Idan Roll (, born 27 April 1984) is an Israeli politician, model and lawyer who is a member of the Knesset for Yesh Atid. He served as Deputy Minister of Foreign Affairs under the administration of Yair Lapid.

Biography
Roll was born in Jerusalem and moved to Mevaseret Zion as a child, attending Harel High School. He started his national service in the Israel Defense Forces in 2002, serving in the Israeli Intelligence Corps in a technology unit in central Israel, before completing an officer course and becoming cadet commander. After completing his national service, he began serving in the reserves in the Military Intelligence Directorate.

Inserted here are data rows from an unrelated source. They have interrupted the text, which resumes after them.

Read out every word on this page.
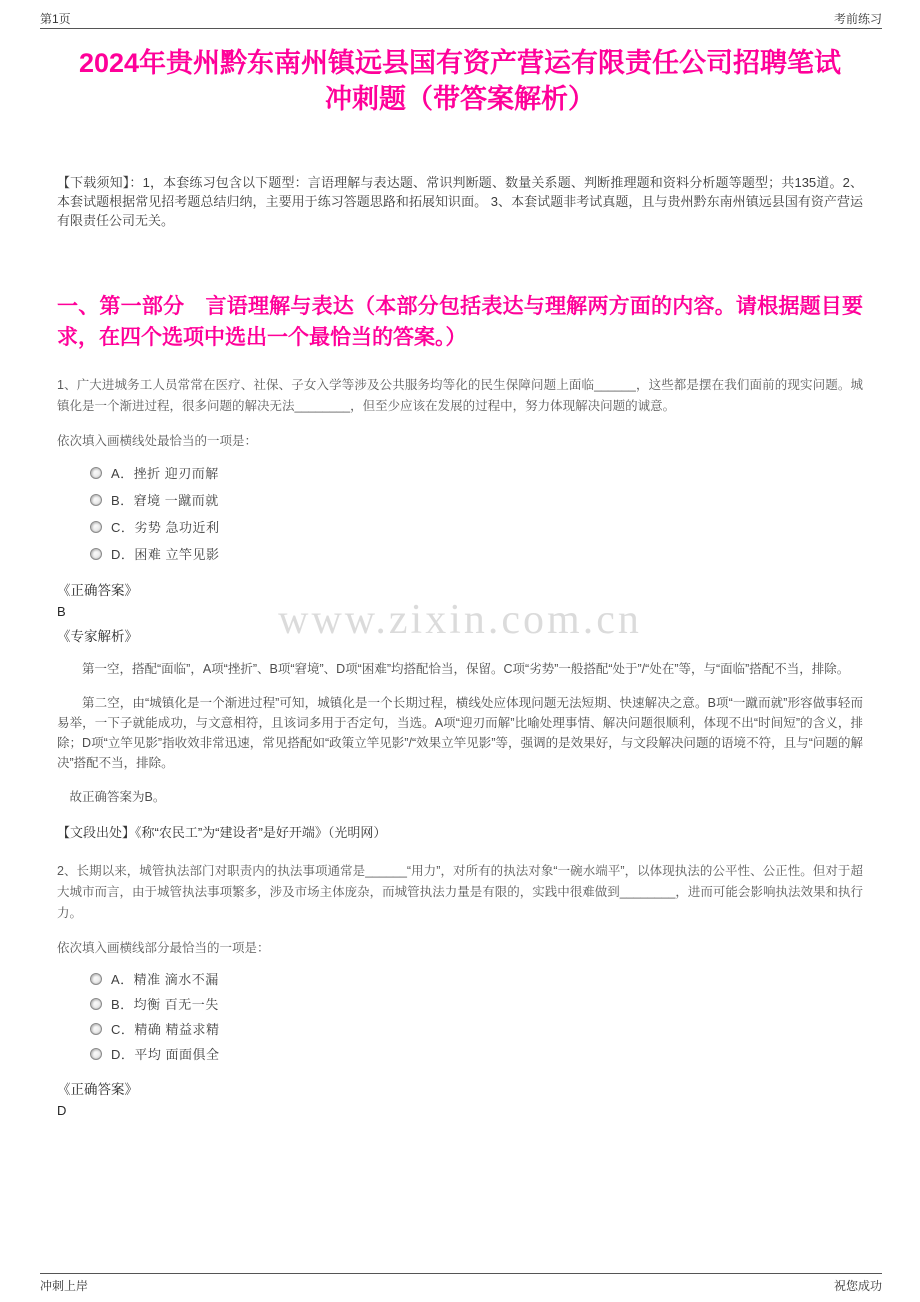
第1页	考前练习
2024年贵州黔东南州镇远县国有资产营运有限责任公司招聘笔试冲刺题（带答案解析）
【下载须知】：1，本套练习包含以下题型：言语理解与表达题、常识判断题、数量关系题、判断推理题和资料分析题等题型；共135道。2、本套试题根据常见招考题总结归纳，主要用于练习答题思路和拓展知识面。 3、本套试题非考试真题，且与贵州黔东南州镇远县国有资产营运有限责任公司无关。
一、第一部分　言语理解与表达（本部分包括表达与理解两方面的内容。请根据题目要求，在四个选项中选出一个最恰当的答案。）
1、广大进城务工人员常常在医疗、社保、子女入学等涉及公共服务均等化的民生保障问题上面临______，这些都是摆在我们面前的现实问题。城镇化是一个渐进过程，很多问题的解决无法________，但至少应该在发展的过程中，努力体现解决问题的诚意。
依次填入画横线处最恰当的一项是：
A．挫折 迎刃而解
B．窘境 一蹴而就
C．劣势 急功近利
D．困难 立竿见影
《正确答案》
B
《专家解析》
第一空，搭配“面临”，A项“挫折”、B项“窘境”、D项“困难”均搭配恰当，保留。C项“劣势”一般搭配“处于”/“处在”等，与“面临”搭配不当，排除。
第二空，由“城镇化是一个渐进过程”可知，城镇化是一个长期过程，横线处应体现问题无法短期、快速解决之意。B项“一蹴而就”形容做事轻而易举，一下子就能成功，与文意相符，且该词多用于否定句，当选。A项“迎刃而解”比喻处理事情、解决问题很顺利，体现不出“时间短”的含义，排除；D项“立竿见影”指收效非常迅速，常见搭配如“政策立竿见影”/“效果立竿见影”等，强调的是效果好，与文段解决问题的语境不符，且与“问题的解决”搭配不当，排除。
故正确答案为B。
【文段出处】《称“农民工”为“建设者”是好开端》（光明网）
2、长期以来，城管执法部门对职责内的执法事项通常是______“用力”，对所有的执法对象“一碗水端平”，以体现执法的公平性、公正性。但对于超大城市而言，由于城管执法事项繁多，涉及市场主体庞杂，而城管执法力量是有限的，实践中很难做到________，进而可能会影响执法效果和执行力。
依次填入画横线部分最恰当的一项是：
A．精准 滴水不漏
B．均衡 百无一失
C．精确 精益求精
D．平均 面面俱全
《正确答案》
D
www.zixin.com.cn
冲刺上岸	祝您成功
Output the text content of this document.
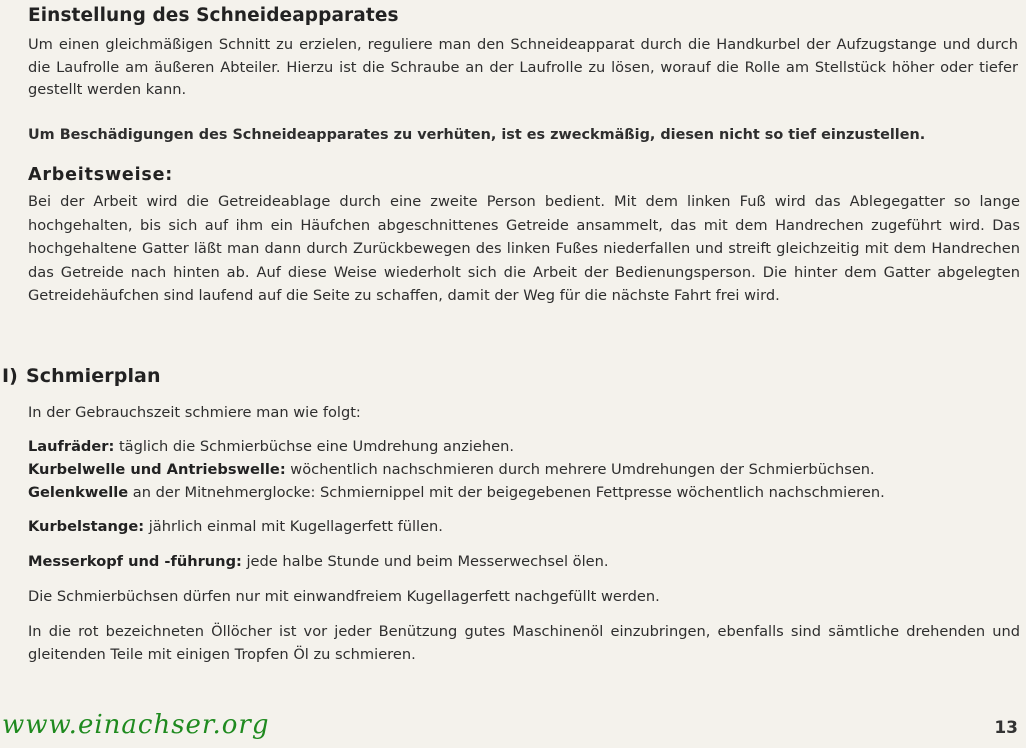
Einstellung des Schneideapparates
Um einen gleichmäßigen Schnitt zu erzielen, reguliere man den Schneideapparat durch die Handkurbel der Aufzugstange und durch die Laufrolle am äußeren Abteiler. Hierzu ist die Schraube an der Laufrolle zu lösen, worauf die Rolle am Stellstück höher oder tiefer gestellt werden kann.
Um Beschädigungen des Schneideapparates zu verhüten, ist es zweckmäßig, diesen nicht so tief einzustellen.
Arbeitsweise:
Bei der Arbeit wird die Getreideablage durch eine zweite Person bedient. Mit dem linken Fuß wird das Ablegegatter so lange hochgehalten, bis sich auf ihm ein Häufchen abgeschnittenes Getreide ansammelt, das mit dem Handrechen zugeführt wird. Das hochgehaltene Gatter läßt man dann durch Zurückbewegen des linken Fußes niederfallen und streift gleichzeitig mit dem Handrechen das Getreide nach hinten ab. Auf diese Weise wiederholt sich die Arbeit der Bedienungsperson. Die hinter dem Gatter abgelegten Getreidehäufchen sind laufend auf die Seite zu schaffen, damit der Weg für die nächste Fahrt frei wird.
I) Schmierplan
In der Gebrauchszeit schmiere man wie folgt:
Laufräder: täglich die Schmierbüchse eine Umdrehung anziehen.
Kurbelwelle und Antriebswelle: wöchentlich nachschmieren durch mehrere Umdrehungen der Schmierbüchsen.
Gelenkwelle an der Mitnehmerglocke: Schmiernippel mit der beigegebenen Fettpresse wöchentlich nachschmieren.
Kurbelstange: jährlich einmal mit Kugellagerfett füllen.
Messerkopf und -führung: jede halbe Stunde und beim Messerwechsel ölen.
Die Schmierbüchsen dürfen nur mit einwandfreiem Kugellagerfett nachgefüllt werden.
In die rot bezeichneten Öllöcher ist vor jeder Benützung gutes Maschinenöl einzubringen, ebenfalls sind sämtliche drehenden und gleitenden Teile mit einigen Tropfen Öl zu schmieren.
www.einachser.org	13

In 2007 he started studying at Tel Aviv University law school. Whilst at university, he joined StandWithUs, and worked as a model. After graduating, he joined Meitar Liquornik Geva Leshem Tal's commercial department. He also completed a master's degree in public law, and later worked in law firms specialising in high-tech, mergers and acquisitions.

Political career
Having previously been a member of the New Likudniks faction of Likud, Roll joined the Yesh Atid party, and became head of its LGBTQ group. He was part of the Yesh Atid list for Tel Aviv-Yafo city council in the 2018 municipal elections. After the party joined the Blue and White alliance for the April 2019 Knesset elections, he was given the thirty-fourth slot on the joint list, and was subsequently elected to the Knesset as the alliance won 35 seats. Although he retained thirty-fourth place on the Blue and White list for the early elections in September 2019, the alliance was reduced to 33 seats, resulting in Roll losing his seat.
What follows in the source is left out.